Limit has problems, even if there is an order by before it there can be ambiguity in the order of the results. I would much rather do something like the following.
import org.apache.spark.sql.DataFrame
def compare(left: DataFrame, right: DataFrame): DataFrame = {
val leftCount = left.groupBy(left.columns.map(col(_)): _*).count
val rightCount = right.groupBy(right.columns.map(col(_)): _*).count
val joinOn = leftCount.columns.map(c => leftCount(c) <=> rightCount(c)).reduceLeft(_ and _)
val onlyRight = rightCount.join(leftCount, joinOn, joinType="left_anti").withColumn("_in_column", lit("right"))
val onlyLeft = leftCount.join(rightCount, joinOn, joinType="left_anti").withColumn("_in_column", lit("left"))
onlyRight.union(onlyLeft)
}
This should run a query that compares the two dataframes. There is a lot we can do to improve it. It does not support Maps, and floating-point is not going to be compared very well, but that should be good enough for the current scale tests and should be a good starting point.
It would also be nice to explicitly verify that the schemas match before running the query and if we see a map to throw an exception, or if you see floating point to output a warning.
Is your feature request related to a problem? Please describe. https://github.com/NVIDIA/spark-rapids/pull/8706 adds a tool to generate large data sets for scale testing, and possibly some performance testing for very difficult corner cases. But ultimately we need to also verify that the results after running that generated data through a query are correct. TPC- benchmarks provide a validation tool that can be used to check if the results are correct, but for us, our definition of correct is that it matches Spark on the CPU. Warts and all.

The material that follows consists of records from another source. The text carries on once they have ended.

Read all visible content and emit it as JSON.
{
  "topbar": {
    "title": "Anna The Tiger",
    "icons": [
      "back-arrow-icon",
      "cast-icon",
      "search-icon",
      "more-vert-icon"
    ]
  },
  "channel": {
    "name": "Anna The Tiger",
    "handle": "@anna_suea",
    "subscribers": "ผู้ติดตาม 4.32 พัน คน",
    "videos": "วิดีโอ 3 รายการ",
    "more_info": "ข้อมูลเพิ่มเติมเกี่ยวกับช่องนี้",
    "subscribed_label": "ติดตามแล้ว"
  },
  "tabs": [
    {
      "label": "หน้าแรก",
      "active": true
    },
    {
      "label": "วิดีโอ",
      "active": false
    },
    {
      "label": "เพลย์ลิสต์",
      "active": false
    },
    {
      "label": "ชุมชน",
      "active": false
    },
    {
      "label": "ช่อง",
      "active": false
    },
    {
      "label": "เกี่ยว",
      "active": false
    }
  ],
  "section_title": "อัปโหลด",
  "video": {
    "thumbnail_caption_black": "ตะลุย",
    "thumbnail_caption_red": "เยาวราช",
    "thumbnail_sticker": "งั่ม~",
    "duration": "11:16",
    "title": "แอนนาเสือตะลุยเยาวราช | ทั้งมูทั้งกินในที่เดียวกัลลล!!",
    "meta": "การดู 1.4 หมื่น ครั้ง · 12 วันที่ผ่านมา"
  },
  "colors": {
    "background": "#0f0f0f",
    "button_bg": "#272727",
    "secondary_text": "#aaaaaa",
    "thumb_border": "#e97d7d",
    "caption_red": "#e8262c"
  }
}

The other problem is that the data produced by scale testing can be very very large (both in terms of rows, but also column count, and nesting). So we need to come up with a way to validate that the results are correct in a way that is going to scale. This itself may be a really massive scale test too because we are likely to double the number of rows and columns by trying to compare two large data sets.

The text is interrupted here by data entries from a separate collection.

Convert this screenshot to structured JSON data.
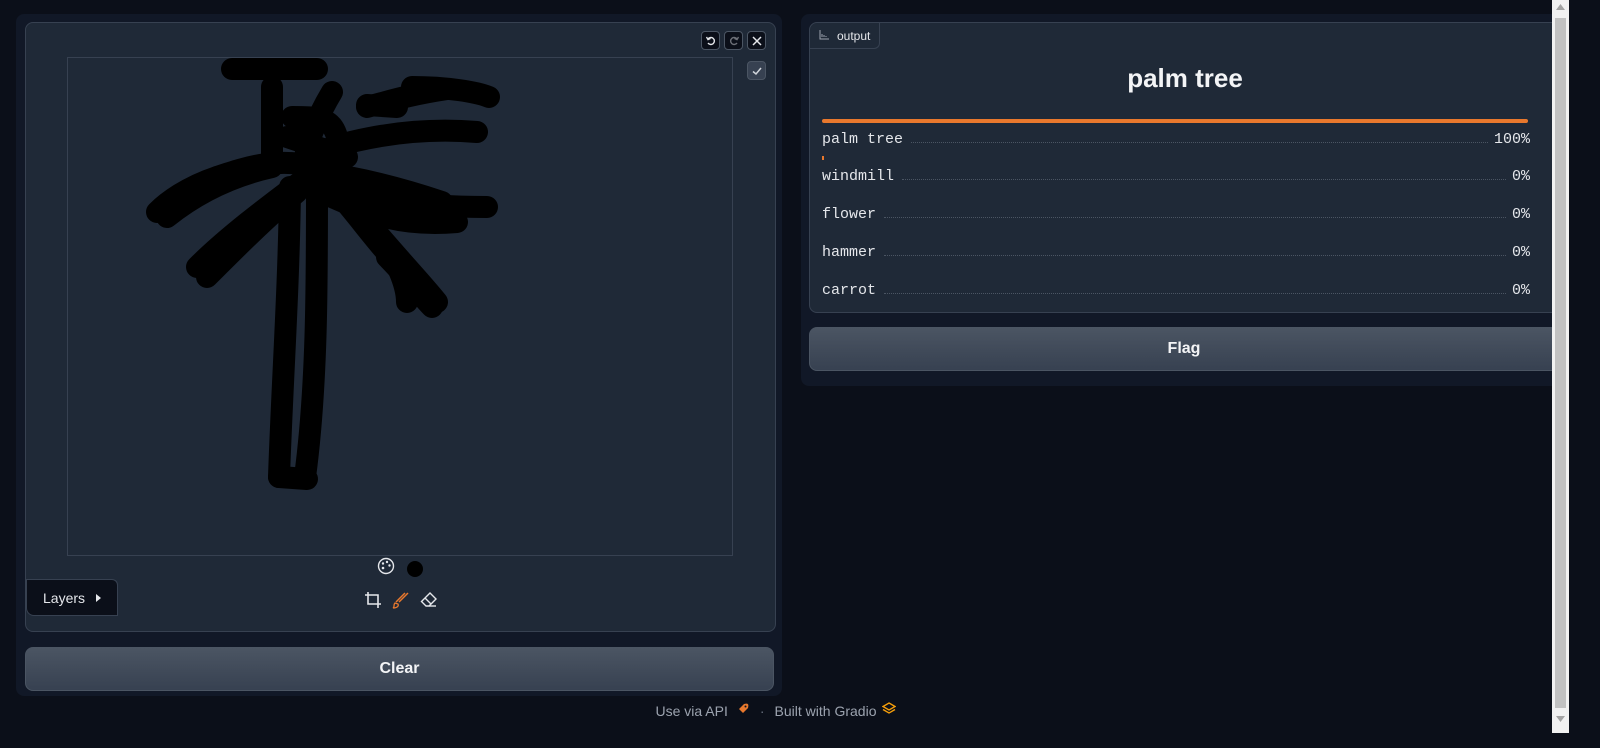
{
  "sketchpad": {
    "undo_icon": "undo-icon",
    "redo_icon": "redo-icon",
    "close_icon": "close-icon",
    "confirm_icon": "check-icon",
    "brush_color": "#000000",
    "layers_label": "Layers",
    "tools": [
      "crop-icon",
      "brush-icon",
      "eraser-icon"
    ]
  },
  "clear_label": "Clear",
  "output": {
    "label": "output",
    "prediction": "palm tree",
    "accent": "#e8782d",
    "confidences": [
      {
        "label": "palm tree",
        "value": "100%",
        "fraction": 1.0
      },
      {
        "label": "windmill",
        "value": "0%",
        "fraction": 0.0
      },
      {
        "label": "flower",
        "value": "0%",
        "fraction": 0.0
      },
      {
        "label": "hammer",
        "value": "0%",
        "fraction": 0.0
      },
      {
        "label": "carrot",
        "value": "0%",
        "fraction": 0.0
      }
    ]
  },
  "flag_label": "Flag",
  "footer": {
    "api_label": "Use via API",
    "separator": "·",
    "built_label": "Built with Gradio"
  }
}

One way to do this is to group by all of the columns, do a count on them (so that all duplicates are removed), for both the expected data set and the test data set. Then to do two anti-joins on them. A left-anti-join to know if there are rows on the LHS that are not in the right, and a right-anti-join to know if there are rows in the RHS that are not in the left.
This works if all of the values produced will be bit for bit identical to those on the CPU, and are types that Spark can join on. For floating point types, especially with aggregations that is not guaranteed. Perhaps that is good enough. We just avoid floats in our scale tests and we are good, but I am not sure we can do that especially if we want to reproduce issues from customer queries.

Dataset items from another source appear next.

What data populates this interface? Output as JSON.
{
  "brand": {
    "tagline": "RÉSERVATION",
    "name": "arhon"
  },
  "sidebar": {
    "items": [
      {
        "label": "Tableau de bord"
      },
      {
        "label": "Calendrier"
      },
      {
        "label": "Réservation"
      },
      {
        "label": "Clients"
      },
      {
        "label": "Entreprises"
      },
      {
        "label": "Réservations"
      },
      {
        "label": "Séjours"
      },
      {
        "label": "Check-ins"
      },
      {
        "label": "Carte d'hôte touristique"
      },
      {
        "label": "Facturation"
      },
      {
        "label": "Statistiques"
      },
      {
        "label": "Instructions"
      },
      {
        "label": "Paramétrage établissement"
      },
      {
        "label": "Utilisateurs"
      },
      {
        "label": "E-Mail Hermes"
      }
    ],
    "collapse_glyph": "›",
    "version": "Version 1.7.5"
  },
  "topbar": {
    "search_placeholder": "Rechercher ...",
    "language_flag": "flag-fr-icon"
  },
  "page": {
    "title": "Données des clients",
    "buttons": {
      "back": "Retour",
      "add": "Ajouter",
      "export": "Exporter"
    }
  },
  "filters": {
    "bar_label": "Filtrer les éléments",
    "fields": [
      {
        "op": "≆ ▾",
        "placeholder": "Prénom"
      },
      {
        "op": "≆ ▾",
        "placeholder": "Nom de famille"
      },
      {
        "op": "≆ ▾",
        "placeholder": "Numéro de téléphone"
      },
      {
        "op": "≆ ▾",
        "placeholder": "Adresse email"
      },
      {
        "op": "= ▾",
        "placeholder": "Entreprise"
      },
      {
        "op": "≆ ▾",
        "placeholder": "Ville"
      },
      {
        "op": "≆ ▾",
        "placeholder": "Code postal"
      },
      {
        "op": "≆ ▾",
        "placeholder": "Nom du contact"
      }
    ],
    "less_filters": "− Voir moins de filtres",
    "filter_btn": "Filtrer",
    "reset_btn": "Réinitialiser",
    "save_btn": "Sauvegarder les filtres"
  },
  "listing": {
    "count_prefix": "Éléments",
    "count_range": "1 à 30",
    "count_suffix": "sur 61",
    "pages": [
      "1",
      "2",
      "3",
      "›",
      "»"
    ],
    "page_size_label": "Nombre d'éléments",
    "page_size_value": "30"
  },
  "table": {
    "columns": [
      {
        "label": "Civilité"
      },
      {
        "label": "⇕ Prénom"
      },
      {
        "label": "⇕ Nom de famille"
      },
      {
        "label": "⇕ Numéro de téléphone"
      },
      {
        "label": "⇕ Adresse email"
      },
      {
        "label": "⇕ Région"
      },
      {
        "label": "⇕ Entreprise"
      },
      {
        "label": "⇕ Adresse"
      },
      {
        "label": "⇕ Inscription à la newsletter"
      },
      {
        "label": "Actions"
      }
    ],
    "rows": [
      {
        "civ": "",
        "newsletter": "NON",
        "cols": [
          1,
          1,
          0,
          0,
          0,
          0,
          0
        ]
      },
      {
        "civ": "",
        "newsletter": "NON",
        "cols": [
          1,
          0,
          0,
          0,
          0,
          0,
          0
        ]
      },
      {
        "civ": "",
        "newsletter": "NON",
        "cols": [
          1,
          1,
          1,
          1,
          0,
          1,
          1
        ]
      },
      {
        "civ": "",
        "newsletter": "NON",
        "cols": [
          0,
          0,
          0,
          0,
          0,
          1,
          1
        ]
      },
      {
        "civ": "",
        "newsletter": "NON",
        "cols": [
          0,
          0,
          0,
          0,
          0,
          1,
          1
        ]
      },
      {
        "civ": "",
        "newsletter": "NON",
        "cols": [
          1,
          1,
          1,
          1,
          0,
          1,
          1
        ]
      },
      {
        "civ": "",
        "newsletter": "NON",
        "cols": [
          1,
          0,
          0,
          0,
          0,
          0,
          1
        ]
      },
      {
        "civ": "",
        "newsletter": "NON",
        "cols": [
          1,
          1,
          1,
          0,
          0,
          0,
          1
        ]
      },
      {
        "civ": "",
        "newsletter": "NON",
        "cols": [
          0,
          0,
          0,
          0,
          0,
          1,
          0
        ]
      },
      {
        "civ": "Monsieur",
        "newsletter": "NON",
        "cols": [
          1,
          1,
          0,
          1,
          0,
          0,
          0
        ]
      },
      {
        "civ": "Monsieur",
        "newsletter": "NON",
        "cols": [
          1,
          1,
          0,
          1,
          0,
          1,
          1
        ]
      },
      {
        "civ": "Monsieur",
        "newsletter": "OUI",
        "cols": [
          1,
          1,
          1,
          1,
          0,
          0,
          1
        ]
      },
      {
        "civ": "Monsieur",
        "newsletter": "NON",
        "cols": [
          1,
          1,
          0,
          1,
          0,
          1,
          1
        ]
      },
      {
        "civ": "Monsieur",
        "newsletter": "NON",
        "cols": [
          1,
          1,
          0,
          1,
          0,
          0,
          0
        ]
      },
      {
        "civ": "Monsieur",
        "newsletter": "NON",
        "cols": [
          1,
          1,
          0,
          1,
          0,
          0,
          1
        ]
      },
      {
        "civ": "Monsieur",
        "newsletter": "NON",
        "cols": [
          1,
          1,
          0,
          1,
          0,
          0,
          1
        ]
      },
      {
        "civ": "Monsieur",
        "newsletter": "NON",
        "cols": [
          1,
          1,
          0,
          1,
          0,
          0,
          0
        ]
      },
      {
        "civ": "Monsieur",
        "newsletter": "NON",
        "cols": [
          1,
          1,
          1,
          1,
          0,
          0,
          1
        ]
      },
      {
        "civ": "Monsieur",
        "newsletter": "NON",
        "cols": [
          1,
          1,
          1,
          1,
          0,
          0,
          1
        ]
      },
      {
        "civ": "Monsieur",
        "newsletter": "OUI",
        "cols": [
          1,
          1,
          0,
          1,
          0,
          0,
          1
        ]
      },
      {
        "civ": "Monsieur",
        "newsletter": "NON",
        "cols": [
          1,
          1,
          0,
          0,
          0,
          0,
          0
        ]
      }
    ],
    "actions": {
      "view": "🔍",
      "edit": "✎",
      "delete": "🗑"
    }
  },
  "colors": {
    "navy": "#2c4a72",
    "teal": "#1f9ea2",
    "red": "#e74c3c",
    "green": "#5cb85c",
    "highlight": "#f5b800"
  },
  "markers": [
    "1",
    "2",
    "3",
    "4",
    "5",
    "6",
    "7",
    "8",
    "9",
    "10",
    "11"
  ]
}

We might need to normalize maps to make this work and turn them into a combinations of structs and arrays with the data sorted by the key.
For floating point values or anywhere that we would want to do an approximate match, I just don't know of a good way to do it that is distributed and scales well.
If we try to normalize the floating point values by rounding of any kind there are inflection points where if we are off by a little the rounding would just exacerbate the difference. We could provide a UDF to do a fuzzy match on the floating point values as a part of the anti-join, but we could not do the group by any more to deal with duplicates because we might not even be self consistent, and aggregations don't support a fuzzy match.
The only option I can think of is to sort all the data from both data sets and produce a row number. This takes a bit of work with monotonically_increasing_id and partition_id, along with writing out the intermediate data, but it is possible. After that we can join on the row numbers and do a fuzzy match in a UDF for each column that contains floating point values, or maps. Not ideal but it would work.